London river

Crítica de Aníbal Perotti - Cinemarama

Respetemos nuestras diferencias.

London River es una película simple, prolija y políticamente correcta. La historia, lineal e inexorable, se concentra en el desamparo de dos víctimas del drama provocado por los violentos atentados que sacudieron a Londres en 2005. Pero más allá de la evocación de este acontecimiento real, el objetivo de la película es ilustrar de manera perceptible el choque de culturas. El resultado es un producto globalizado en el que la moral humanista se traduce en una fraternidad convencional y se confunde con la idea de uniformidad sin fronteras.

Desde la isla de Guernsey, Elisabeth observa nerviosa las absurdas imágenes del atentado que se enmarañan sobre la pantalla de su televisor.
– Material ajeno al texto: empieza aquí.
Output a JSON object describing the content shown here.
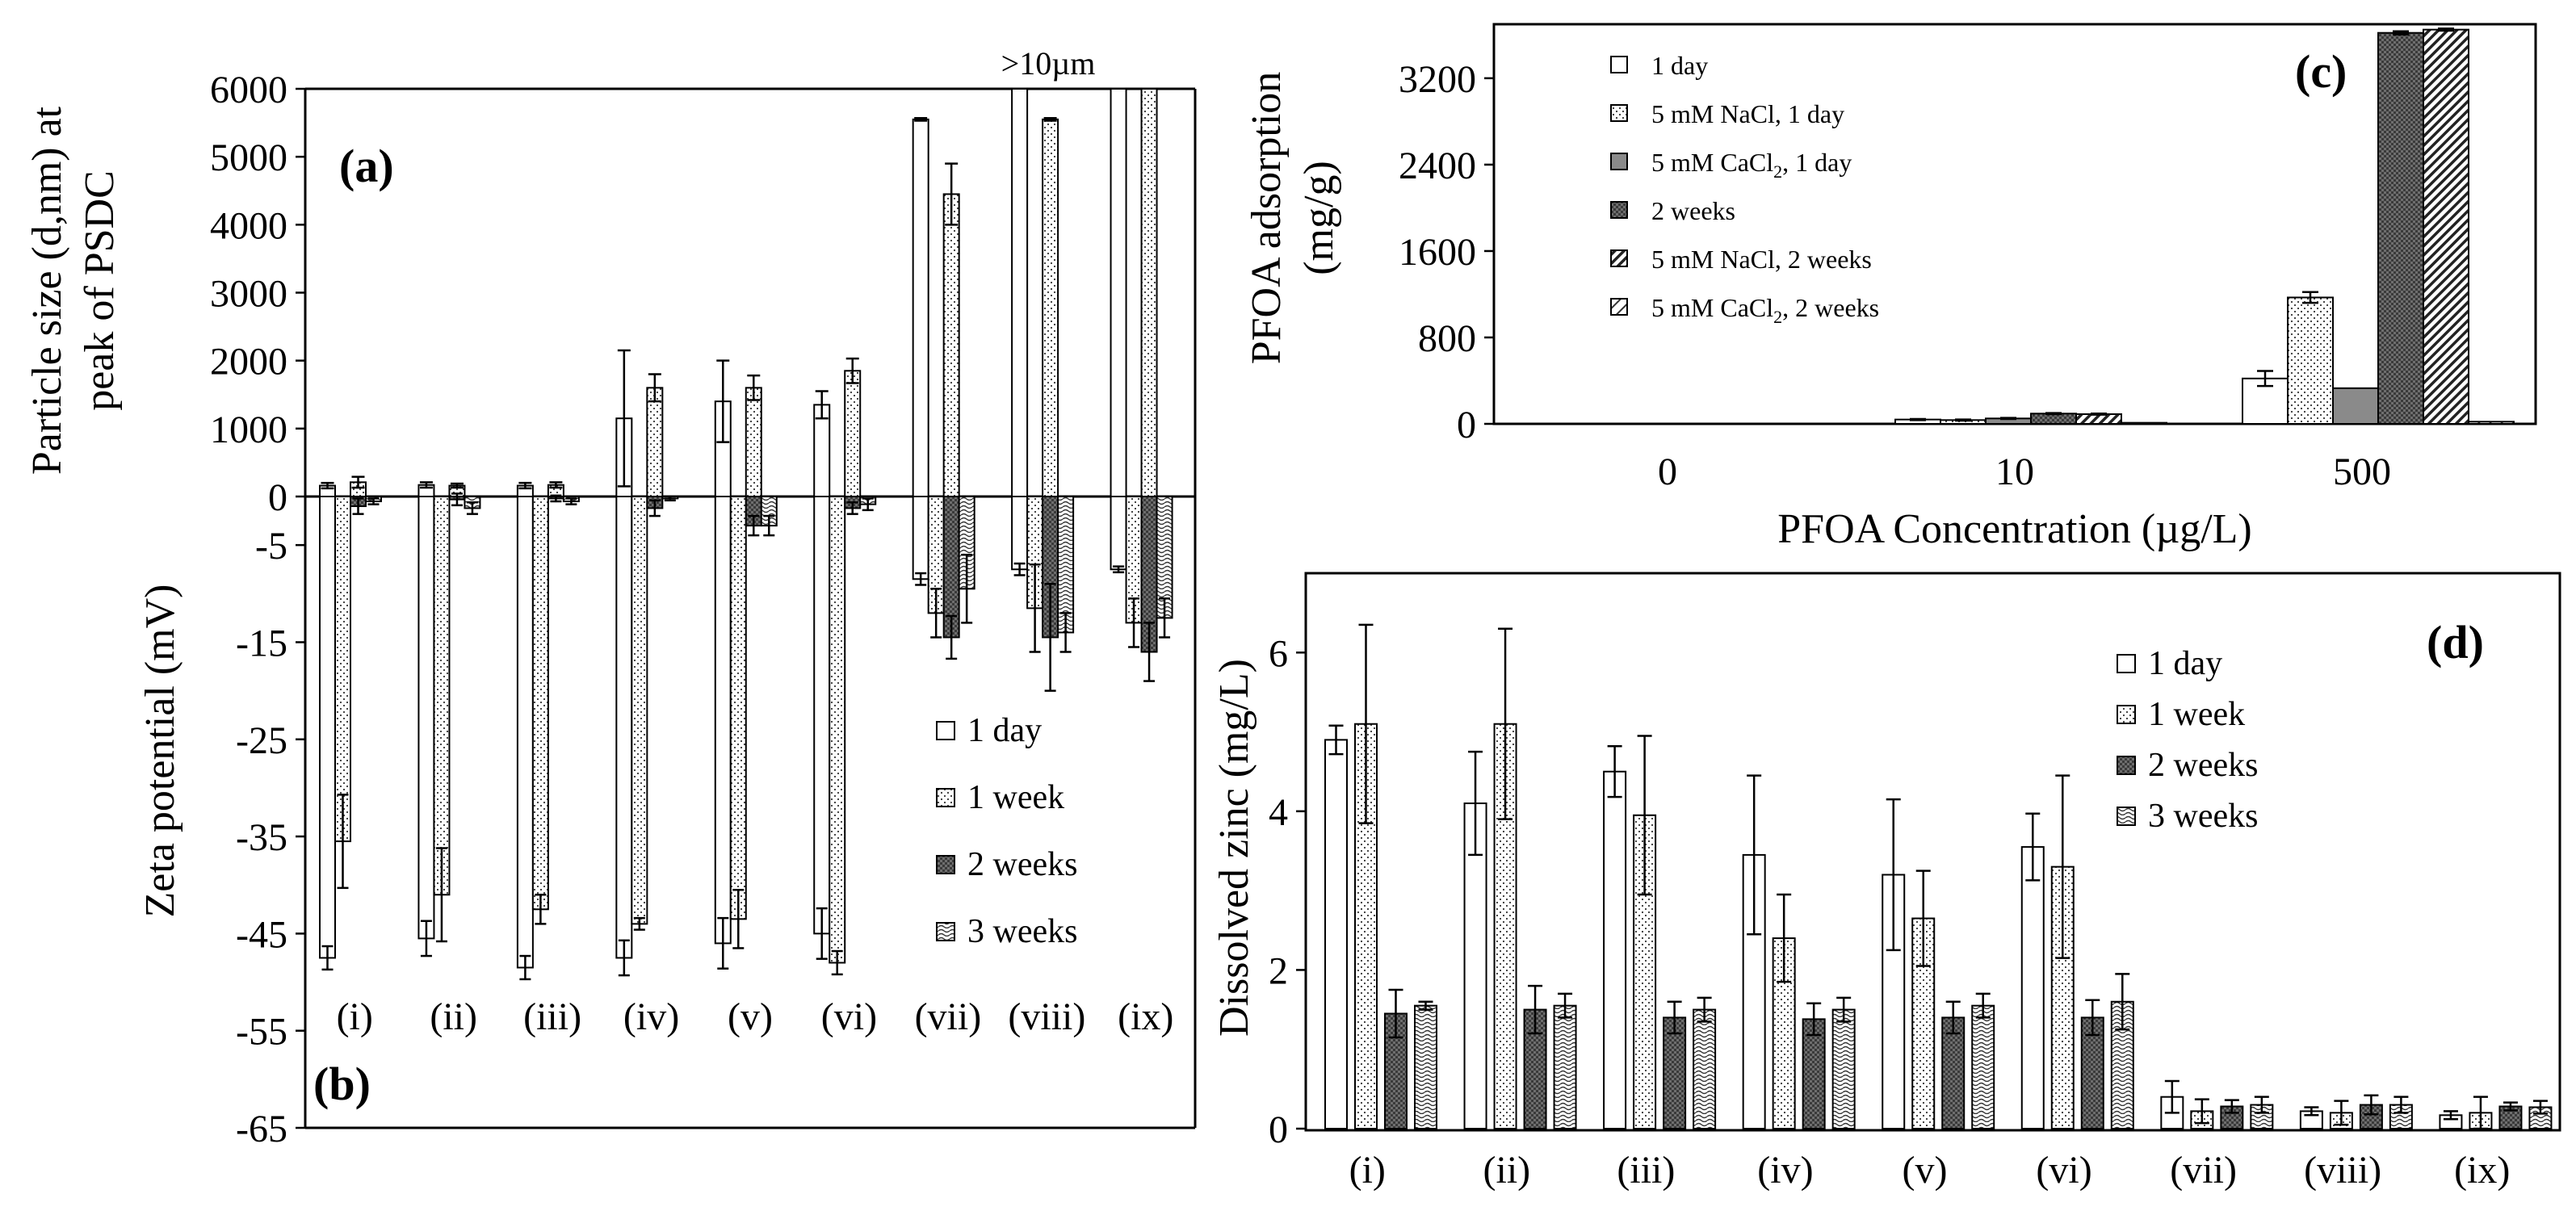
{
  "chart_data": [
    {
      "panel": "(a)",
      "type": "bar",
      "ylabel": "Particle size (d,nm) at peak of PSDC",
      "ylim": [
        0,
        6000
      ],
      "ticks": [
        "6000",
        "5000",
        "4000",
        "3000",
        "2000",
        "1000",
        "0"
      ],
      "categories": [
        "(i)",
        "(ii)",
        "(iii)",
        "(iv)",
        "(v)",
        "(vi)",
        "(vii)",
        "(viii)",
        "(ix)"
      ],
      "annotation": ">10µm",
      "series": [
        {
          "name": "1 day",
          "values": [
            160,
            170,
            160,
            1150,
            1400,
            1350,
            5550,
            6000,
            6000
          ],
          "errors": [
            40,
            40,
            40,
            1000,
            600,
            200,
            20,
            0,
            0
          ]
        },
        {
          "name": "1 week",
          "values": [
            210,
            160,
            170,
            1600,
            1600,
            1850,
            4450,
            5550,
            6000
          ],
          "errors": [
            80,
            30,
            40,
            200,
            180,
            180,
            450,
            20,
            0
          ]
        }
      ]
    },
    {
      "panel": "(b)",
      "type": "bar",
      "ylabel": "Zeta potential (mV)",
      "ylim": [
        -65,
        0
      ],
      "ticks": [
        "-5",
        "-15",
        "-25",
        "-35",
        "-45",
        "-55",
        "-65"
      ],
      "categories": [
        "(i)",
        "(ii)",
        "(iii)",
        "(iv)",
        "(v)",
        "(vi)",
        "(vii)",
        "(viii)",
        "(ix)"
      ],
      "legend": [
        "1 day",
        "1 week",
        "2 weeks",
        "3 weeks"
      ],
      "series": [
        {
          "name": "1 day",
          "values": [
            -47.5,
            -45.5,
            -48.5,
            -47.5,
            -46,
            -45,
            -8.5,
            -7.5,
            -7.5
          ],
          "errors": [
            1.2,
            1.8,
            1.2,
            1.8,
            2.6,
            2.6,
            0.6,
            0.6,
            0.3
          ]
        },
        {
          "name": "1 week",
          "values": [
            -35.5,
            -41,
            -42.5,
            -44,
            -43.5,
            -48,
            -12,
            -11.5,
            -13
          ],
          "errors": [
            4.8,
            4.8,
            1.5,
            0.6,
            3,
            1.2,
            2.5,
            4.5,
            2.5
          ]
        },
        {
          "name": "2 weeks",
          "values": [
            -1,
            -0.3,
            -0.2,
            -1.2,
            -3,
            -1.2,
            -14.5,
            -14.5,
            -16
          ],
          "errors": [
            0.8,
            0.6,
            0.3,
            0.8,
            1,
            0.6,
            2.2,
            5.5,
            3
          ]
        },
        {
          "name": "3 weeks",
          "values": [
            -0.5,
            -1.2,
            -0.5,
            -0.2,
            -3,
            -0.8,
            -9.5,
            -14,
            -12.5
          ],
          "errors": [
            0.3,
            0.6,
            0.3,
            0.2,
            1,
            0.6,
            3.5,
            2,
            2
          ]
        }
      ]
    },
    {
      "panel": "(c)",
      "type": "bar",
      "xlabel": "PFOA Concentration (µg/L)",
      "ylabel": "PFOA adsorption",
      "yunit": "(mg/g)",
      "ylim": [
        0,
        3700
      ],
      "ticks": [
        "3200",
        "2400",
        "1600",
        "800",
        "0"
      ],
      "categories": [
        "0",
        "10",
        "500"
      ],
      "legend": [
        {
          "label": "1 day"
        },
        {
          "label": "5 mM NaCl, 1 day"
        },
        {
          "label": "5 mM CaCl",
          "sub": "2",
          "tail": ", 1 day"
        },
        {
          "label": "2 weeks"
        },
        {
          "label": "5 mM NaCl, 2 weeks"
        },
        {
          "label": "5 mM CaCl",
          "sub": "2",
          "tail": ", 2 weeks"
        }
      ],
      "series": [
        {
          "name": "1 day",
          "values": [
            0,
            40,
            420
          ],
          "errors": [
            0,
            5,
            70
          ]
        },
        {
          "name": "5 mM NaCl, 1 day",
          "values": [
            0,
            35,
            1170
          ],
          "errors": [
            0,
            5,
            50
          ]
        },
        {
          "name": "5 mM CaCl2, 1 day",
          "values": [
            0,
            50,
            330
          ],
          "errors": [
            0,
            5,
            0
          ]
        },
        {
          "name": "2 weeks",
          "values": [
            0,
            95,
            3620
          ],
          "errors": [
            0,
            5,
            15
          ]
        },
        {
          "name": "5 mM NaCl, 2 weeks",
          "values": [
            0,
            90,
            3650
          ],
          "errors": [
            0,
            5,
            10
          ]
        },
        {
          "name": "5 mM CaCl2, 2 weeks",
          "values": [
            0,
            10,
            20
          ],
          "errors": [
            0,
            0,
            0
          ]
        }
      ]
    },
    {
      "panel": "(d)",
      "type": "bar",
      "ylabel": "Dissolved  zinc (mg/L)",
      "ylim": [
        0,
        7
      ],
      "ticks": [
        "6",
        "4",
        "2",
        "0"
      ],
      "categories": [
        "(i)",
        "(ii)",
        "(iii)",
        "(iv)",
        "(v)",
        "(vi)",
        "(vii)",
        "(viii)",
        "(ix)"
      ],
      "legend": [
        "1 day",
        "1 week",
        "2 weeks",
        "3 weeks"
      ],
      "series": [
        {
          "name": "1 day",
          "values": [
            4.9,
            4.1,
            4.5,
            3.45,
            3.2,
            3.55,
            0.4,
            0.22,
            0.17
          ],
          "errors": [
            0.18,
            0.65,
            0.32,
            1.0,
            0.95,
            0.42,
            0.2,
            0.05,
            0.05
          ]
        },
        {
          "name": "1 week",
          "values": [
            5.1,
            5.1,
            3.95,
            2.4,
            2.65,
            3.3,
            0.22,
            0.2,
            0.2
          ],
          "errors": [
            1.25,
            1.2,
            1.0,
            0.55,
            0.6,
            1.15,
            0.15,
            0.15,
            0.2
          ]
        },
        {
          "name": "2 weeks",
          "values": [
            1.45,
            1.5,
            1.4,
            1.38,
            1.4,
            1.4,
            0.28,
            0.3,
            0.28
          ],
          "errors": [
            0.3,
            0.3,
            0.2,
            0.2,
            0.2,
            0.22,
            0.08,
            0.12,
            0.05
          ]
        },
        {
          "name": "3 weeks",
          "values": [
            1.55,
            1.55,
            1.5,
            1.5,
            1.55,
            1.6,
            0.3,
            0.3,
            0.27
          ],
          "errors": [
            0.05,
            0.15,
            0.15,
            0.15,
            0.15,
            0.35,
            0.1,
            0.1,
            0.08
          ]
        }
      ]
    }
  ],
  "labels": {
    "panel_a": "(a)",
    "panel_b": "(b)",
    "panel_c": "(c)",
    "panel_d": "(d)",
    "ylabel_a_line1": "Particle size (d,nm) at",
    "ylabel_a_line2": "peak of PSDC"
  },
  "colors": {
    "ink": "#000000",
    "dark": "#555555",
    "background": "#ffffff"
  }
}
Como no logra comunicarse con su hija instalada en Londres, decide viajar a la capital para encontrarla. Allí descubre con asombro su universo diario en el barrio de Finsbury Park (cuya mezquita se consideró un epicentro del terrorismo religioso en esa época) y la imagina adoctrinada por árabes radicales. Durante su infructuosa búsqueda, Elisabeth conoce a Ousmane, un francés de origen africano que también está en Londres para encontrar a su hijo. La cultura, la religión, y la Historia los opone, pero la búsqueda en común y el descubrimiento del amor entre sus hijos los acerca de manera previsible. La exposición de los dos destinos subrayados con un simbolismo chato (dos orillas, un río, un puente) se repite al ritmo de un montaje paralelo que aburre con su redundancia.

Elisabeth se muestra como una muchacha nerviosa e incómoda en la gran ciudad, extraviada en el remolino del mestizaje cultural y lejos de su diario rural tranquilo y pragmático. Frente a ella, el viejo Ousmane personifica una sabiduría casi ancestral con sus observaciones contenidas. Su larga silueta ósea se desplaza con lentitud y deja entrever el peso de los acontecimientos vividos por un personaje de fachada serena. El tono de la película no se define nunca entre el drama lacrimógeno sobre los daños colaterales de la gran catástrofe y una especie de cinéma vérité centrado en el retrato de Sotigui Kouyate que ofrece un instante luminoso cuando Ousmane, a punto de dejar a Elisabeth para volver a Francia, cierra suavemente los ojos e improvisa una canción de su país. Este momento de emoción genuina tiñe de melancolía a una película insípida que consigue suprimir la idea de la diversidad en lugar de celebrarla. Las verdaderas intenciones de London River se terminan de develar cuando en una de las últimas escenas, la señora rubia y retacona le dice al desgarbado musulmán con barba de profeta: “finalmente, no somos tan diferentes”.